A ré, por sua vez, invoca a exceção da usucapião fulcrada no artigo 1.240-A, do CC, aduzindo ter exercido a posse do imóvel como se dona fosse, bem como rechaça a pretensão ao pagamento dos alugueres e o quantum atribuído a título destes na inicial.

O artigo 579, do Código Civil dispõe que o comodato é empréstimo gratuito de coisas não fungíveis perfazendo-se com a tradição do objeto. O contrato em comento caracteriza-se pela unilateralidade, pois, em regra, somente o comodatário assume obrigações; gratuidade, por ser cessão sem contraprestação; intuito personae; infungibilidade do bem, pois deverá ser restituído; temporariedade, já que o uso deverá ser temporário, possibilitando-se a indeterminação do prazo e obrigatoriedade de restituição da coisa após o seu uso, pois o comodante não perde o domínio.

No caso em concreto, apesar da assertiva inicial da ré na contestação de que acreditava ter a posse vitalícia do bem, vislumbro que não há qualquer negativa a respeito da validade do contrato de comodato acostado com a exordial (evento 1 – OUT12), dado que, apesar de não ter sido firmado pela demandada, passa a gozar de presunção dos seus devidos efeitos jurídicos.
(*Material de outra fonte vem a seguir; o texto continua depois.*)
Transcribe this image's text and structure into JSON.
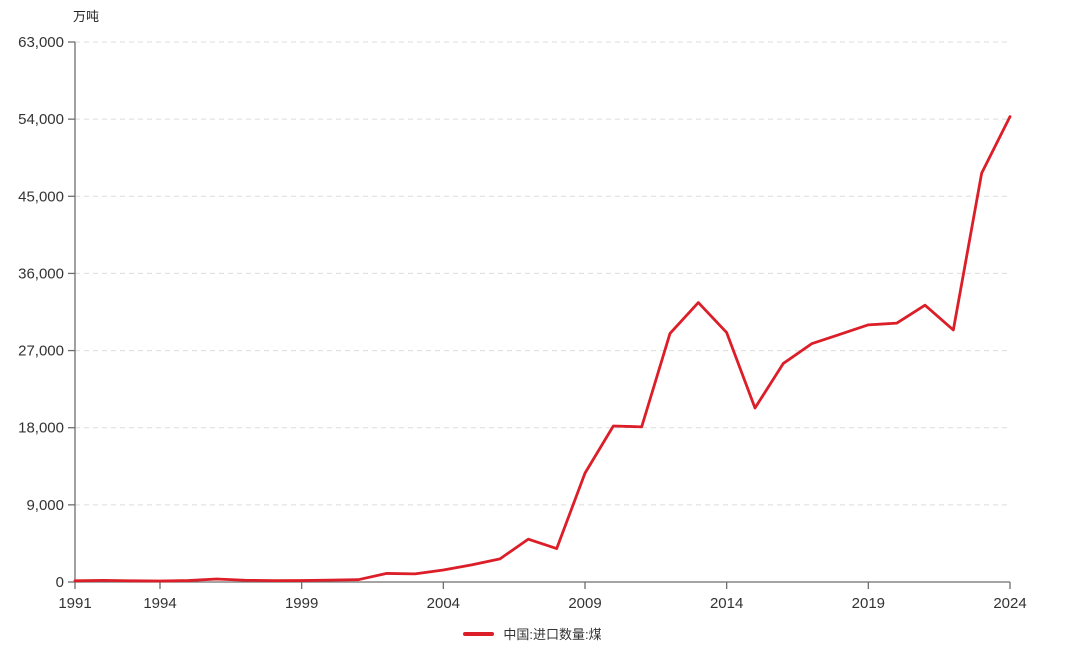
{
  "chart_data": {
    "type": "line",
    "title": "",
    "unit_label": "万吨",
    "x": [
      1991,
      1992,
      1993,
      1994,
      1995,
      1996,
      1997,
      1998,
      1999,
      2000,
      2001,
      2002,
      2003,
      2004,
      2005,
      2006,
      2007,
      2008,
      2009,
      2010,
      2011,
      2012,
      2013,
      2014,
      2015,
      2016,
      2017,
      2018,
      2019,
      2020,
      2021,
      2022,
      2023,
      2024
    ],
    "series": [
      {
        "name": "中国:进口数量:煤",
        "color": "#dc1e28",
        "values": [
          140,
          190,
          140,
          120,
          170,
          350,
          200,
          160,
          170,
          220,
          270,
          1000,
          950,
          1400,
          2000,
          2700,
          5000,
          3900,
          12700,
          18200,
          18100,
          29000,
          32600,
          29100,
          20300,
          25500,
          27800,
          28900,
          30000,
          30200,
          32300,
          29400,
          47700,
          54300
        ]
      }
    ],
    "xlim": [
      1991,
      2024
    ],
    "ylim": [
      0,
      63000
    ],
    "x_ticks": [
      1991,
      1994,
      1999,
      2004,
      2009,
      2014,
      2019,
      2024
    ],
    "y_ticks": [
      0,
      9000,
      18000,
      27000,
      36000,
      45000,
      54000,
      63000
    ],
    "grid": "horizontal-dashed",
    "legend_position": "bottom-center",
    "colors": {
      "line": "#dc1e28",
      "axis": "#6e6e6e",
      "grid": "#dcdcdc",
      "text": "#333333",
      "background": "#ffffff"
    }
  }
}
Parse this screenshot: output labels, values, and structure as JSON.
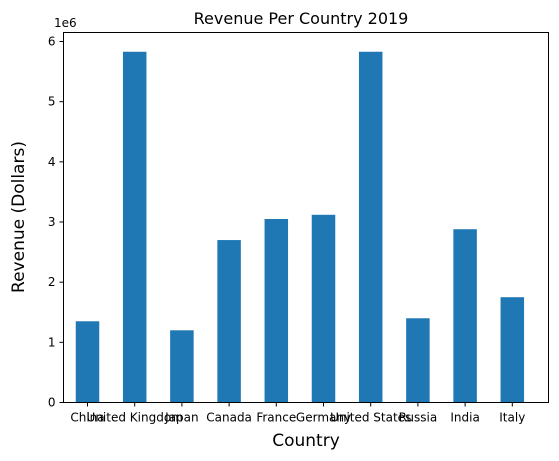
{
  "chart_data": {
    "type": "bar",
    "title": "Revenue Per Country 2019",
    "xlabel": "Country",
    "ylabel": "Revenue (Dollars)",
    "y_offset_label": "1e6",
    "y_unit_multiplier": 1000000,
    "ylim": [
      0,
      6150000
    ],
    "yticks": [
      0,
      1000000,
      2000000,
      3000000,
      4000000,
      5000000,
      6000000
    ],
    "ytick_labels": [
      "0",
      "1",
      "2",
      "3",
      "4",
      "5",
      "6"
    ],
    "categories": [
      "China",
      "United Kingdom",
      "Japan",
      "Canada",
      "France",
      "Germany",
      "United States",
      "Russia",
      "India",
      "Italy"
    ],
    "values": [
      1350000,
      5830000,
      1200000,
      2700000,
      3050000,
      3120000,
      5830000,
      1400000,
      2880000,
      1750000
    ],
    "bar_color": "#1f77b4",
    "grid": false,
    "legend": "none"
  }
}
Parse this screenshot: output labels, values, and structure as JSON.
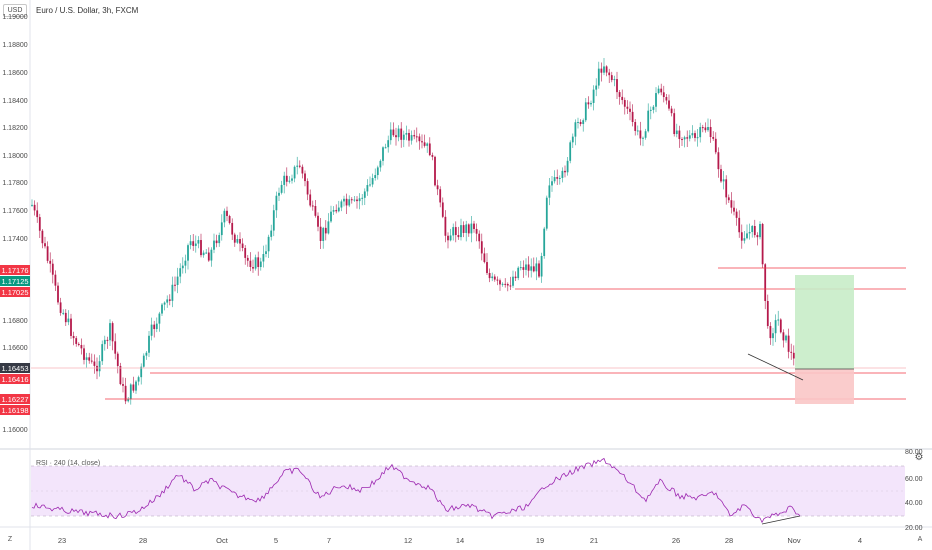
{
  "symbol": {
    "title": "Euro / U.S. Dollar, 3h, FXCM"
  },
  "currency_badge": "USD",
  "price_axis": {
    "ticks": [
      "1.19000",
      "1.18800",
      "1.18600",
      "1.18400",
      "1.18200",
      "1.18000",
      "1.17800",
      "1.17600",
      "1.17400",
      "1.16800",
      "1.16600",
      "1.16000"
    ],
    "labels": [
      {
        "text": "1.17176",
        "color": "#f23645"
      },
      {
        "text": "1.17125",
        "color": "#089981"
      },
      {
        "text": "1.17025",
        "color": "#f23645"
      },
      {
        "text": "1.16453",
        "color": "#363a45"
      },
      {
        "text": "1.16416",
        "color": "#f23645"
      },
      {
        "text": "1.16227",
        "color": "#f23645"
      },
      {
        "text": "1.16198",
        "color": "#f23645"
      }
    ]
  },
  "rsi": {
    "legend": "RSI · 240 (14, close)",
    "ticks": [
      "80.00",
      "60.00",
      "40.00",
      "20.00"
    ]
  },
  "time_axis": {
    "ticks": [
      "23",
      "28",
      "Oct",
      "5",
      "7",
      "12",
      "14",
      "19",
      "21",
      "26",
      "28",
      "Nov",
      "4"
    ]
  },
  "buttons": {
    "z": "Z",
    "a": "A",
    "gear": "⚙"
  },
  "colors": {
    "up": "#26a69a",
    "down": "#b5194b",
    "line": "#f23645",
    "profit": "#c8ecc8",
    "loss": "#f9c6c6",
    "rsi": "#9c27b0",
    "rsi_band": "#f3e5fb"
  }
}
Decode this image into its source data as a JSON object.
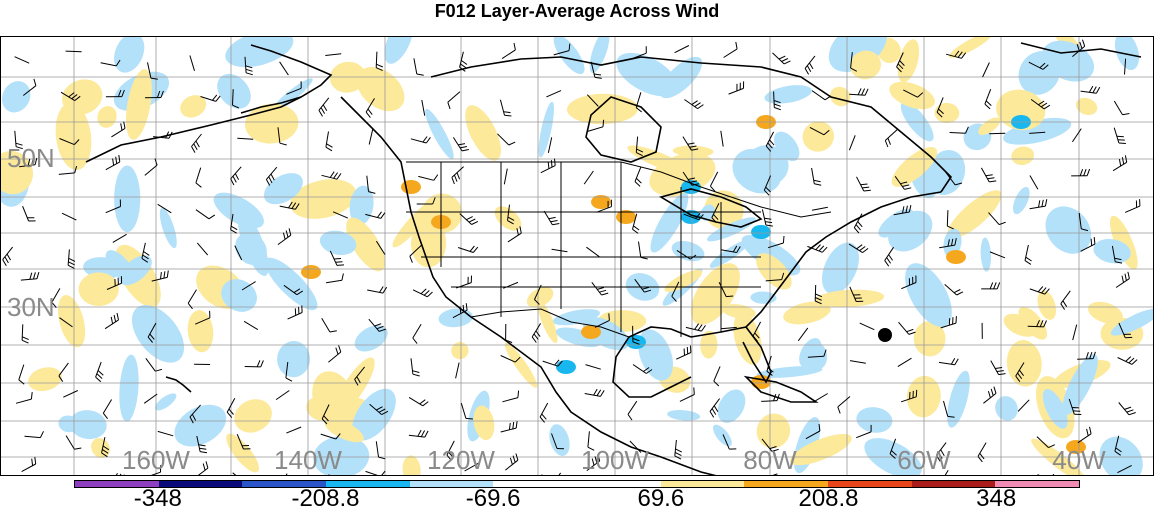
{
  "title": "F012 Layer-Average Across Wind",
  "lat_labels": [
    {
      "text": "50N",
      "lat": 50
    },
    {
      "text": "30N",
      "lat": 30
    }
  ],
  "lon_labels": [
    {
      "text": "160W",
      "lon": -160
    },
    {
      "text": "140W",
      "lon": -140
    },
    {
      "text": "120W",
      "lon": -120
    },
    {
      "text": "100W",
      "lon": -100
    },
    {
      "text": "80W",
      "lon": -80
    },
    {
      "text": "60W",
      "lon": -60
    },
    {
      "text": "40W",
      "lon": -40
    }
  ],
  "colorbar": {
    "colors": [
      "#8e3fbf",
      "#0a0a7a",
      "#2a55c8",
      "#19b7ef",
      "#b4e1fa",
      "#ffffff",
      "#ffffff",
      "#fde99a",
      "#f5a81e",
      "#e8461a",
      "#a81c1c",
      "#f08cb4"
    ],
    "labels": [
      {
        "text": "-348",
        "index": 1
      },
      {
        "text": "-208.8",
        "index": 3
      },
      {
        "text": "-69.6",
        "index": 5
      },
      {
        "text": "69.6",
        "index": 7
      },
      {
        "text": "208.8",
        "index": 9
      },
      {
        "text": "348",
        "index": 11
      }
    ]
  },
  "colors": {
    "neg_light": "#b4e1fa",
    "neg_mid": "#19b7ef",
    "pos_light": "#fde99a",
    "pos_mid": "#f5a81e",
    "grid": "#999999"
  }
}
Assim, pelo conjunto das argumentações da requerida em contraponto aos documentos colacionados, tem-se que a demandada tinha ciência das condições para sua manutenção do imóvel, qual seja, durante o período de vigência da obrigação de pagar alimentos à sua filha, até porque aquele contrato é claro e específico no ponto.
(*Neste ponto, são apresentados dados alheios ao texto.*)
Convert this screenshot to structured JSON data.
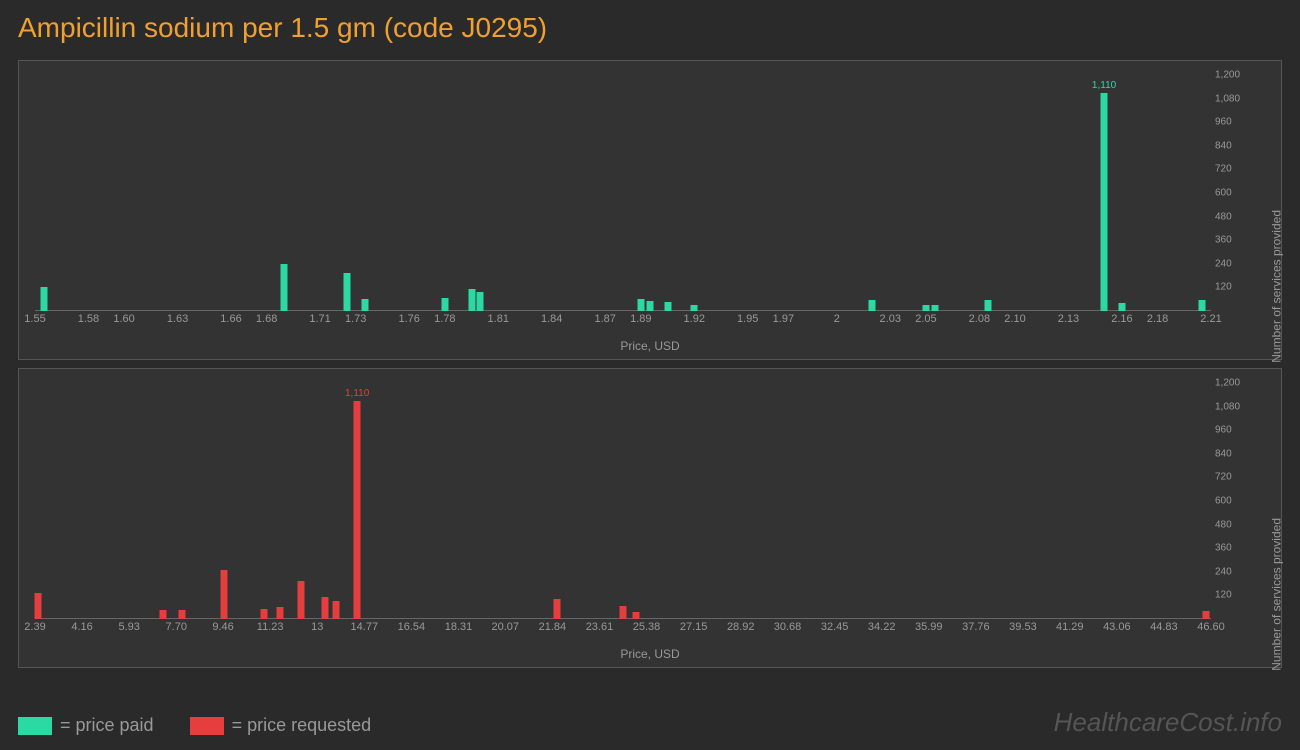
{
  "title": "Ampicillin sodium per 1.5 gm (code J0295)",
  "colors": {
    "background": "#2a2a2a",
    "panel": "#333333",
    "panel_border": "#555555",
    "axis_text": "#999999",
    "title": "#f0a030",
    "paid": "#2dd9a3",
    "requested": "#e53e3e",
    "watermark": "#555555"
  },
  "chart1": {
    "type": "bar",
    "series_color": "#2dd9a3",
    "x_label": "Price, USD",
    "y_label": "Number of services provided",
    "x_min": 1.55,
    "x_max": 2.21,
    "y_min": 0,
    "y_max": 1200,
    "x_ticks": [
      "1.55",
      "1.58",
      "1.60",
      "1.63",
      "1.66",
      "1.68",
      "1.71",
      "1.73",
      "1.76",
      "1.78",
      "1.81",
      "1.84",
      "1.87",
      "1.89",
      "1.92",
      "1.95",
      "1.97",
      "2",
      "2.03",
      "2.05",
      "2.08",
      "2.10",
      "2.13",
      "2.16",
      "2.18",
      "2.21"
    ],
    "y_ticks": [
      "120",
      "240",
      "360",
      "480",
      "600",
      "720",
      "840",
      "960",
      "1,080",
      "1,200"
    ],
    "bars": [
      {
        "x": 1.555,
        "y": 120
      },
      {
        "x": 1.69,
        "y": 240
      },
      {
        "x": 1.725,
        "y": 195
      },
      {
        "x": 1.735,
        "y": 60
      },
      {
        "x": 1.78,
        "y": 65
      },
      {
        "x": 1.795,
        "y": 110
      },
      {
        "x": 1.8,
        "y": 95
      },
      {
        "x": 1.89,
        "y": 60
      },
      {
        "x": 1.895,
        "y": 50
      },
      {
        "x": 1.905,
        "y": 45
      },
      {
        "x": 1.92,
        "y": 30
      },
      {
        "x": 2.02,
        "y": 55
      },
      {
        "x": 2.05,
        "y": 30
      },
      {
        "x": 2.055,
        "y": 30
      },
      {
        "x": 2.085,
        "y": 55
      },
      {
        "x": 2.15,
        "y": 1110,
        "label": "1,110"
      },
      {
        "x": 2.16,
        "y": 40
      },
      {
        "x": 2.205,
        "y": 55
      }
    ]
  },
  "chart2": {
    "type": "bar",
    "series_color": "#e53e3e",
    "x_label": "Price, USD",
    "y_label": "Number of services provided",
    "x_min": 2.39,
    "x_max": 46.6,
    "y_min": 0,
    "y_max": 1200,
    "x_ticks": [
      "2.39",
      "4.16",
      "5.93",
      "7.70",
      "9.46",
      "11.23",
      "13",
      "14.77",
      "16.54",
      "18.31",
      "20.07",
      "21.84",
      "23.61",
      "25.38",
      "27.15",
      "28.92",
      "30.68",
      "32.45",
      "34.22",
      "35.99",
      "37.76",
      "39.53",
      "41.29",
      "43.06",
      "44.83",
      "46.60"
    ],
    "y_ticks": [
      "120",
      "240",
      "360",
      "480",
      "600",
      "720",
      "840",
      "960",
      "1,080",
      "1,200"
    ],
    "bars": [
      {
        "x": 2.5,
        "y": 130
      },
      {
        "x": 7.2,
        "y": 45
      },
      {
        "x": 7.9,
        "y": 45
      },
      {
        "x": 9.5,
        "y": 250
      },
      {
        "x": 11.0,
        "y": 50
      },
      {
        "x": 11.6,
        "y": 60
      },
      {
        "x": 12.4,
        "y": 195
      },
      {
        "x": 13.3,
        "y": 110
      },
      {
        "x": 13.7,
        "y": 90
      },
      {
        "x": 14.5,
        "y": 1110,
        "label": "1,110"
      },
      {
        "x": 22.0,
        "y": 100
      },
      {
        "x": 24.5,
        "y": 65
      },
      {
        "x": 25.0,
        "y": 35
      },
      {
        "x": 46.4,
        "y": 40
      }
    ]
  },
  "legend": {
    "paid": "= price paid",
    "requested": "= price requested"
  },
  "watermark": "HealthcareCost.info",
  "axis_fontsize": 11,
  "tick_fontsize": 10,
  "title_fontsize": 28
}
A assertiva da demandada no sentido de que teria consciência de ser a dona legítima do imóvel, tampouco, sobressai do conjunto probatório produzido por ela e pelos autores, já que em contrapartida a tal alegação, a matrícula do imóvel (evento 1 – MATRIMÓVEL11) denota que a propriedade registral do bem pertence aos autores, outorgada por decorrência da herança e doação.

Não obstante, é incontroverso que a demandada não mais se encontra em matrimônio com o autor Albano Júnior, assim como não há comprovação de que, quando do divórcio do casal, teria esta direito à quota parte do imóvel, situação que, em conjunto à existência do contrato de comodato, malfere a ideia de que teria exercido a posse do bem como se proprietária fosse.

No que pertine à eventual vício de conhecimento dos termos do comodato e com relação ao divórcio, a assertiva não sobressai pela análise das provas produzidas nos autos, ônus que incumbia à ré, na forma do artigo 373, inciso II, do CPC.

Logo, diante da existência do contrato de comodato com prazo determinado, não há como acolher a tese da ré de que teria exercido a posse mansa e pacífica desde o ano 2000.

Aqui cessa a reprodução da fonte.